Schematic diagram of area composita: adherens junction and desmosomal proteins form a hybrid enforced junction structure that is attached to both the actin and the intermediate filament cytoskeleton (modified from Li and Radice. Dermatol Res Pract 2010).

Figure 2

Confocal immunofluorescence microscopy analysis of control and ACM left ventricular myocardium. Immunoreactive signal for plakoglobin at cardiac intercalated disks was markedly reduced in both ACM samples, while signal for the non-desmosomal protein N-cadherin was strong and indistinguishable from controls (modified from Asimaki et al. NEJM 2009).

Figure 3

Representative confocal immunofluorescence images of control ventricular myocardium and myocardium from two patients with ACM. Specific immunoreactive signal for Cx43 (A) and Nav1.5 (B) is significantly depressed at intercalated disks in both ACM cases. Changes in I_Na current density in zebrafish myocytes expressing 2057del2 plakoglobin (C).

Figure 4

Cultures of neonatal rat ventricular myocytes (NRVMs) were treated with anti-SAP97 shRNA for 72hrs. Non-specific shRNA was used as a negative control. Knock-down of SAP97 had no effect on the distribution of N-cadherin, desmoplakin, plakophilin2 and Cx43. It did, however, significantly reduce junctional signal for Nav1.5 and plakoglobin.

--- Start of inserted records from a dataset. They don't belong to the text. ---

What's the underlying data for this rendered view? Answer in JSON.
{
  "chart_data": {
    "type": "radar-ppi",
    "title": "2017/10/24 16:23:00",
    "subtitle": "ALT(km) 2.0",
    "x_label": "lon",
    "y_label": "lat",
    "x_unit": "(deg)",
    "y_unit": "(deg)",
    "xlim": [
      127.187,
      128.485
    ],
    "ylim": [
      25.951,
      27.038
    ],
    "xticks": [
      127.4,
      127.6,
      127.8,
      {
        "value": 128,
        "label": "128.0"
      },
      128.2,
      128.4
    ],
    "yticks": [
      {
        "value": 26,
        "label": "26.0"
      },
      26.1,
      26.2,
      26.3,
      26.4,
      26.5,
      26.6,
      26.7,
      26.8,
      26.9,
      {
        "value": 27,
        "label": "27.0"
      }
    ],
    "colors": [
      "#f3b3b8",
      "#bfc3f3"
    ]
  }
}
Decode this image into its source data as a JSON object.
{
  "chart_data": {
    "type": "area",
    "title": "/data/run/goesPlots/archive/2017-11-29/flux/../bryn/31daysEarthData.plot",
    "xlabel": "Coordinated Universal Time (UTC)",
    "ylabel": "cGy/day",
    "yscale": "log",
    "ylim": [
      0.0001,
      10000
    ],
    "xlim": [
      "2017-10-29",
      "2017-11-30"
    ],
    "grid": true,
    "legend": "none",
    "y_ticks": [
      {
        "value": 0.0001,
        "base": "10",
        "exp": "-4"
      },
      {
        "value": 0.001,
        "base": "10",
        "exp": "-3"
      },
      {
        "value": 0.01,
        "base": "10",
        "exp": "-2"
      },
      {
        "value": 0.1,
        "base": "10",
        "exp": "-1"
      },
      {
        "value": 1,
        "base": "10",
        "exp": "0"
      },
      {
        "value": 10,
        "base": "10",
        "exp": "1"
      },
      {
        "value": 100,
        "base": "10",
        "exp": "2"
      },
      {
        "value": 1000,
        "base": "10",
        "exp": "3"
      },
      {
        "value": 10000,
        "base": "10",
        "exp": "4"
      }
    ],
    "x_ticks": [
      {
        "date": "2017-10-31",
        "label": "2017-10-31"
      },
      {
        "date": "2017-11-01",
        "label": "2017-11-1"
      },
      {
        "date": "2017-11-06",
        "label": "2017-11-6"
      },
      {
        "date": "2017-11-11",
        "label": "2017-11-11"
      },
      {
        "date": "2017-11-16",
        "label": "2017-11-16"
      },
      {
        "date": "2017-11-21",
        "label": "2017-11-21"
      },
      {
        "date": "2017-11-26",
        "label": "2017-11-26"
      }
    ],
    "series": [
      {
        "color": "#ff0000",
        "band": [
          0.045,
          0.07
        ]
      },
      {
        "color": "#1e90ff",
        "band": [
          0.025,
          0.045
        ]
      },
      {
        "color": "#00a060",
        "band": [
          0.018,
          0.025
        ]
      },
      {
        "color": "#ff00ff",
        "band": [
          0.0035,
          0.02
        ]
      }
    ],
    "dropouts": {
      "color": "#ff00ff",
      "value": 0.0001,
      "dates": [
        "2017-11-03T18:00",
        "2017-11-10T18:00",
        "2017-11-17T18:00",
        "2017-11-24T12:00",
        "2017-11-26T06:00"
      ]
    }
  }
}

Arrows point to immunoreactive signal concentrated at cell-cell junctions.

Figure 5

Representative confocal immunofluorescence images showing restoration of localization of plakoglobin and Cx43 in NRVMs expressing a mutant form of plakoglobin (2057del2) following 24hrs treatment with SB216763 (A). Western immunoblots showing the total cellular content for plakoglobin and Cx43 in transfected NRVMs in the presence or absence of SB216763 (B). TUNEL labeling of control NRVMs and NRVMs expressing 2057del2 plakoglobin in the presence or absence of SB2. White arrow point to apoptotic nuclei. *P<0.01 versus controls, **P<0.001 versus untreated transfected myocytes; 2-tailed student’s t-test (C). Effects of SB216763 on inflammatory cytokines secreted by NRVMs expressing 2057del2 plakoglobin (D).